But Maybe A Dollop of Empty Nostalgia Instead
I'm looking forward to getting my mitts on Dave Kindred's book "Morning Miracle," his paean to the Washington Post subtitled "A Great Newspaper Fights for Its Life."
Indeed, it's not the paper it once was. Then again, no paper is.
The book, which hits stores July 20, was favorably reviewed in the Post yesterday by American Journalism Review editor Rem Rieder.
Rieder affirmed this was a book worth reading for lapsed news scribes like myself, or anyone who gives a damn about what happened to journalism and what can still be done to right the ship.

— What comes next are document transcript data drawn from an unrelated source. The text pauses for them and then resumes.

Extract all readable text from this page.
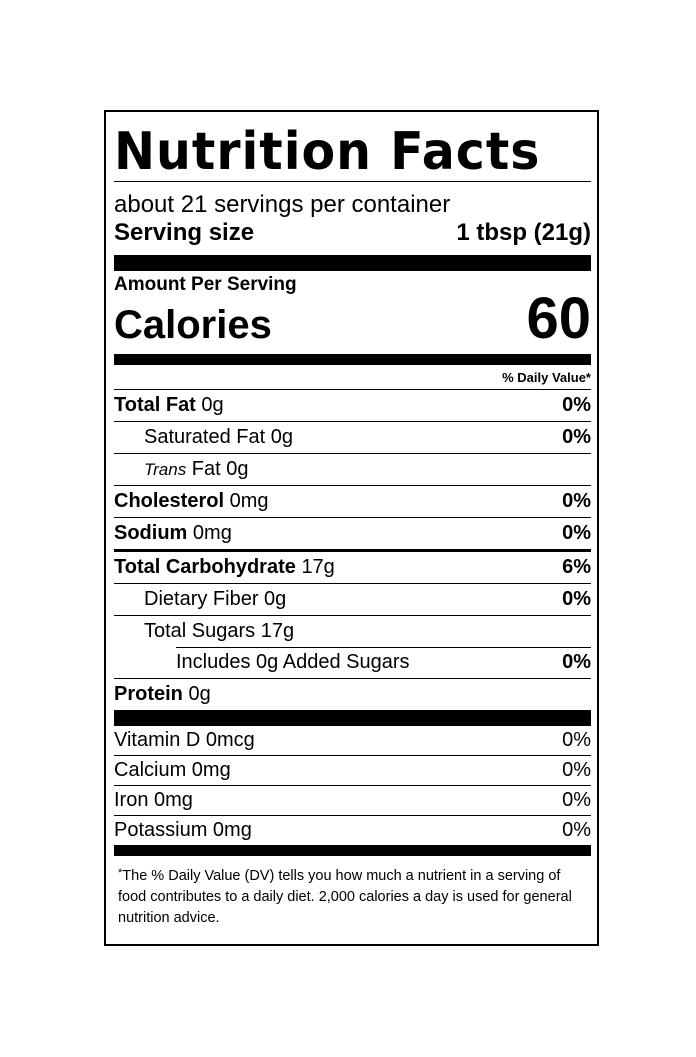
Nutrition Facts
about 21 servings per container
Serving size	1 tbsp (21g)
Amount Per Serving
Calories	60
% Daily Value*
Total Fat 0g	0%
Saturated Fat 0g	0%
Trans Fat 0g
Cholesterol 0mg	0%
Sodium 0mg	0%
Total Carbohydrate 17g	6%
Dietary Fiber 0g	0%
Total Sugars 17g
Includes 0g Added Sugars	0%
Protein 0g
Vitamin D 0mcg	0%
Calcium 0mg	0%
Iron 0mg	0%
Potassium 0mg	0%
*The % Daily Value (DV) tells you how much a nutrient in a serving of food contributes to a daily diet. 2,000 calories a day is used for general nutrition advice.
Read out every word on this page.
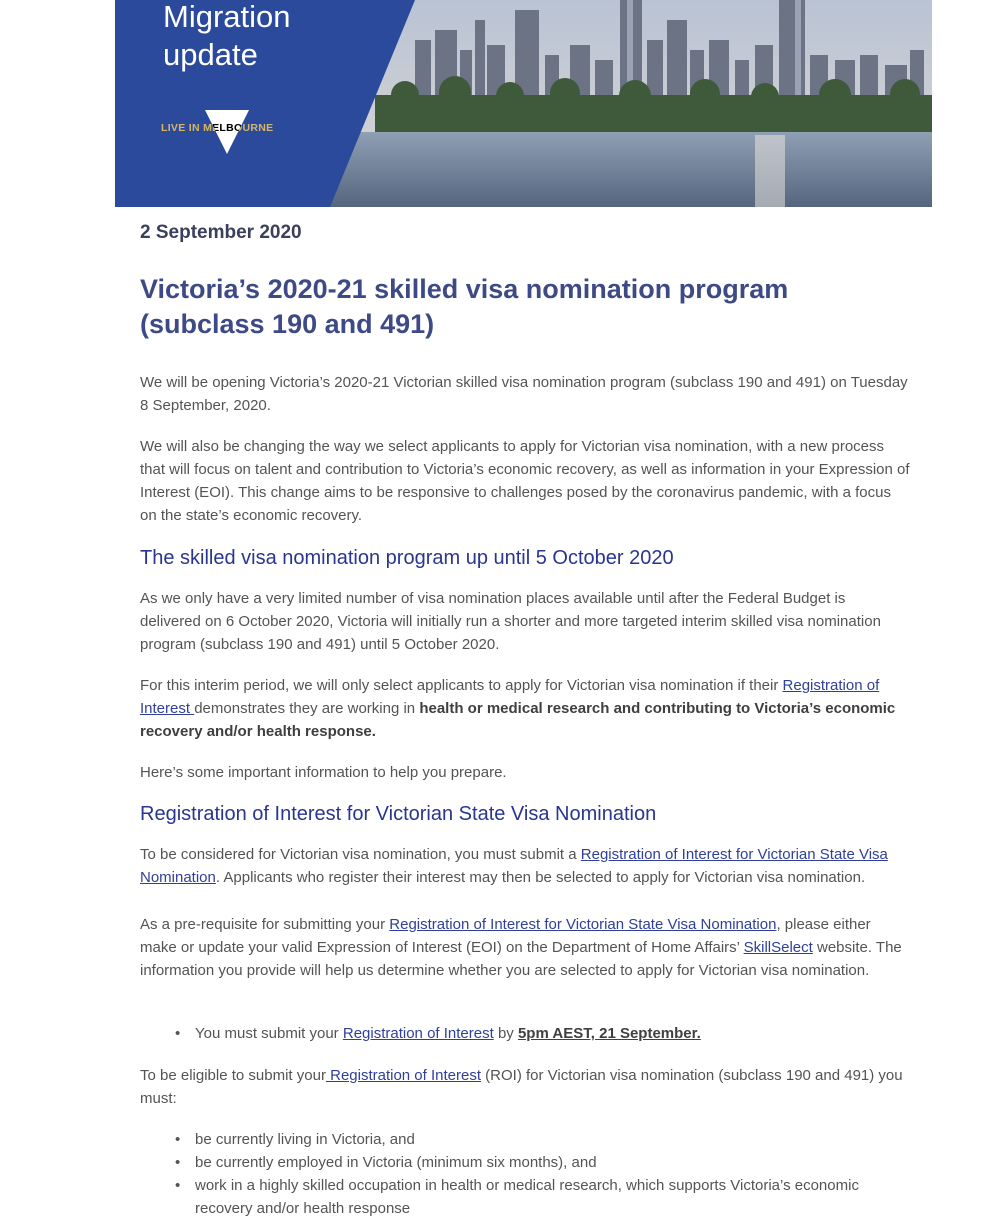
Migration
update
LIVE IN MELBOURNE
Australia
2 September 2020
Victoria’s 2020-21 skilled visa nomination program (subclass 190 and 491)
We will be opening Victoria’s 2020-21 Victorian skilled visa nomination program (subclass 190 and 491) on Tuesday 8 September, 2020.
We will also be changing the way we select applicants to apply for Victorian visa nomination, with a new process that will focus on talent and contribution to Victoria’s economic recovery, as well as information in your Expression of Interest (EOI). This change aims to be responsive to challenges posed by the coronavirus pandemic, with a focus on the state’s economic recovery.
The skilled visa nomination program up until 5 October 2020
As we only have a very limited number of visa nomination places available until after the Federal Budget is delivered on 6 October 2020, Victoria will initially run a shorter and more targeted interim skilled visa nomination program (subclass 190 and 491) until 5 October 2020.
For this interim period, we will only select applicants to apply for Victorian visa nomination if their Registration of Interest demonstrates they are working in health or medical research and contributing to Victoria’s economic recovery and/or health response.
Here’s some important information to help you prepare.
Registration of Interest for Victorian State Visa Nomination
To be considered for Victorian visa nomination, you must submit a Registration of Interest for Victorian State Visa Nomination. Applicants who register their interest may then be selected to apply for Victorian visa nomination.
As a pre-requisite for submitting your Registration of Interest for Victorian State Visa Nomination, please either make or update your valid Expression of Interest (EOI) on the Department of Home Affairs’ SkillSelect website. The information you provide will help us determine whether you are selected to apply for Victorian visa nomination.
• You must submit your Registration of Interest by 5pm AEST, 21 September.
To be eligible to submit your Registration of Interest (ROI) for Victorian visa nomination (subclass 190 and 491) you must:
• be currently living in Victoria, and
• be currently employed in Victoria (minimum six months), and
• work in a highly skilled occupation in health or medical research, which supports Victoria’s economic recovery and/or health response
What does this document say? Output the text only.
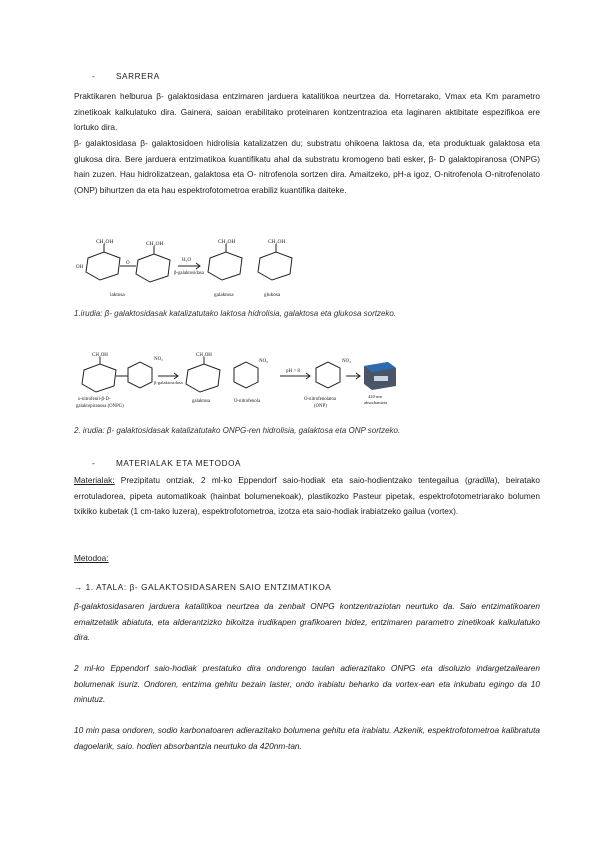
-	SARRERA
Praktikaren helburua β- galaktosidasa entzimaren jarduera katalitikoa neurtzea da. Horretarako, Vmax eta Km parametro zinetikoak kalkulatuko dira. Gainera, saioan erabilitako proteinaren kontzentrazioa eta laginaren aktibitate espezifikoa ere lortuko dira.
β- galaktosidasa β- galaktosidoen hidrolisia katalizatzen du; substratu ohikoena laktosa da, eta produktuak galaktosa eta glukosa dira. Bere jarduera entzimatikoa kuantifikatu ahal da substratu kromogeno bati esker, β- D galaktopiranosa (ONPG) hain zuzen. Hau hidrolizatzean, galaktosa eta O- nitrofenola sortzen dira. Amaitzeko, pH-a igoz, O-nitrofenola O-nitrofenolato (ONP) bihurtzen da eta hau espektrofotometroa erabiliz kuantifika daiteke.
CH₂OH	CH₂OH	CH₂OH	CH₂OH
O
OH
H₂O
β-galaktosidasa
laktosa	galaktosa	glukosa
1.irudia: β- galaktosidasak katalizatutako laktosa hidrolisia, galaktosa eta glukosa sortzeko.
CH₂OH	CH₂OH
NO₂	NO₂	NO₂
β-galaktosidasa
pH > 8
o-nitrofenil-β-D-
galaktopiranosa (ONPG)
galaktosa	O-nitrofenola	O-nitrofenolatoa
(ONP)
420 nm
absorbantzia
2. irudia: β- galaktosidasak katalizatutako ONPG-ren hidrolisia, galaktosa eta ONP sortzeko.
-	MATERIALAK ETA METODOA
Materialak: Prezipitatu ontziak, 2 ml-ko Eppendorf saio-hodiak eta saio-hodientzako tentegailua (gradilla), beiratako errotuladorea, pipeta automatikoak (hainbat bolumenekoak), plastikozko Pasteur pipetak, espektrofotometriarako bolumen txikiko kubetak (1 cm-tako luzera), espektrofotometroa, izotza eta saio-hodiak irabiatzeko gailua (vortex).
Metodoa:
→ 1. ATALA: β- GALAKTOSIDASAREN SAIO ENTZIMATIKOA
β-galaktosidasaren jarduera katalitikoa neurtzea da zenbait ONPG kontzentraziotan neurtuko da. Saio entzimatikoaren emaitzetatik abiatuta, eta alderantzizko bikoitza irudikapen grafikoaren bidez, entzimaren parametro zinetikoak kalkulatuko dira.
2 ml-ko Eppendorf saio-hodiak prestatuko dira ondorengo taulan adierazitako ONPG eta disoluzio indargetzailearen bolumenak isuriz. Ondoren, entzima gehitu bezain laster, ondo irabiatu beharko da vortex-ean eta inkubatu egingo da 10 minutuz.
10 min pasa ondoren, sodio karbonatoaren adierazitako bolumena gehitu eta irabiatu. Azkenik, espektrofotometroa kalibratuta dagoelarik, saio. hodien absorbantzia neurtuko da 420nm-tan.
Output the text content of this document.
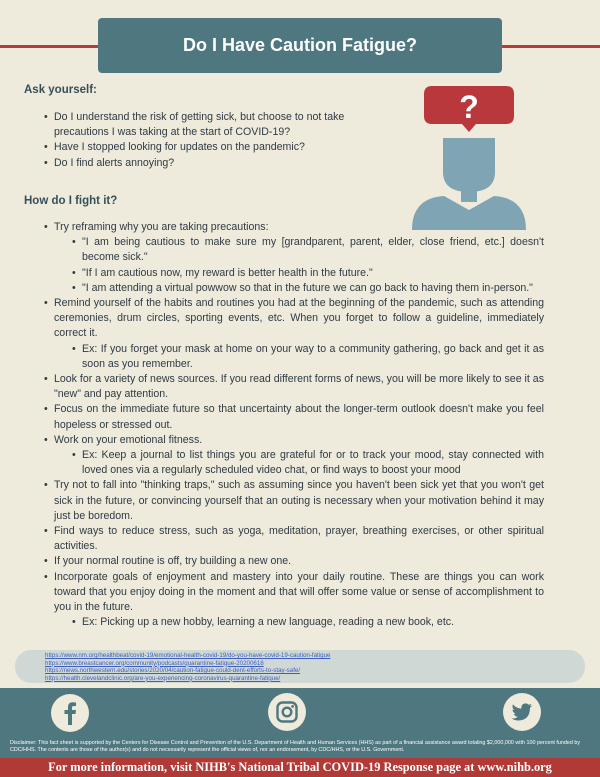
Do I Have Caution Fatigue?
Ask yourself:
• Do I understand the risk of getting sick, but choose to not take precautions I was taking at the start of COVID-19?
• Have I stopped looking for updates on the pandemic?
• Do I find alerts annoying?
?
How do I fight it?
• Try reframing why you are taking precautions:
• "I am being cautious to make sure my [grandparent, parent, elder, close friend, etc.] doesn't become sick."
• "If I am cautious now, my reward is better health in the future."
• "I am attending a virtual powwow so that in the future we can go back to having them in-person."
• Remind yourself of the habits and routines you had at the beginning of the pandemic, such as attending ceremonies, drum circles, sporting events, etc. When you forget to follow a guideline, immediately correct it.
• Ex: If you forget your mask at home on your way to a community gathering, go back and get it as soon as you remember.
• Look for a variety of news sources. If you read different forms of news, you will be more likely to see it as "new" and pay attention.
• Focus on the immediate future so that uncertainty about the longer-term outlook doesn't make you feel hopeless or stressed out.
• Work on your emotional fitness.
• Ex: Keep a journal to list things you are grateful for or to track your mood, stay connected with loved ones via a regularly scheduled video chat, or find ways to boost your mood
• Try not to fall into "thinking traps," such as assuming since you haven't been sick yet that you won't get sick in the future, or convincing yourself that an outing is necessary when your motivation behind it may just be boredom.
• Find ways to reduce stress, such as yoga, meditation, prayer, breathing exercises, or other spiritual activities.
• If your normal routine is off, try building a new one.
• Incorporate goals of enjoyment and mastery into your daily routine. These are things you can work toward that you enjoy doing in the moment and that will offer some value or sense of accomplishment to you in the future.
• Ex: Picking up a new hobby, learning a new language, reading a new book, etc.
https://www.nm.org/healthbeat/covid-19/emotional-health-covid-19/do-you-have-covid-19-caution-fatigue
https://www.breastcancer.org/community/podcasts/quarantine-fatigue-20200618
https://news.northwestern.edu/stories/2020/04/caution-fatigue-could-dent-efforts-to-stay-safe/
https://health.clevelandclinic.org/are-you-experiencing-coronavirus-quarantine-fatigue/
Disclaimer: This fact sheet is supported by the Centers for Disease Control and Prevention of the U.S. Department of Health and Human Services (HHS) as part of a financial assistance award totaling $2,000,000 with 100 percent funded by CDC/HHS. The contents are those of the author(s) and do not necessarily represent the official views of, nor an endorsement, by CDC/HHS, or the U.S. Government.
For more information, visit NIHB's National Tribal COVID-19 Response page at www.nihb.org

The only troubling note was a sentence Rieder quoted, where Kindred waxes: "I love the smell of newsprint in the morning, and my favorite time of day is thirty minutes to deadline."
First off, when's the last time Kindred smelled newsprint? The Post and most other papers are printed on offset presses that produce smudge-free papers. Long gone are the days when you had to wash your hands or wear gloves after reading the Post or Times.
As a cub at the UPI Albany bureau, I would go down to the mailroom as the Times-Union was coming off the presses and got a few copies to take up to the bureau. I don't remember much of a smell. What I savored was the crisp, folded paper in my, yes, smudged hands. A morning miracle indeed, or at least an 11:15 p.m. miracle when the T-U's bulldog edition came out. But a smell? Meh.
Still, Kindred remains a print guy through and through. In that sense we are, um, kindred spirits, and I'm sure to soak up his dispatches from the front of what is hopefully a winnable war, at least in D.C.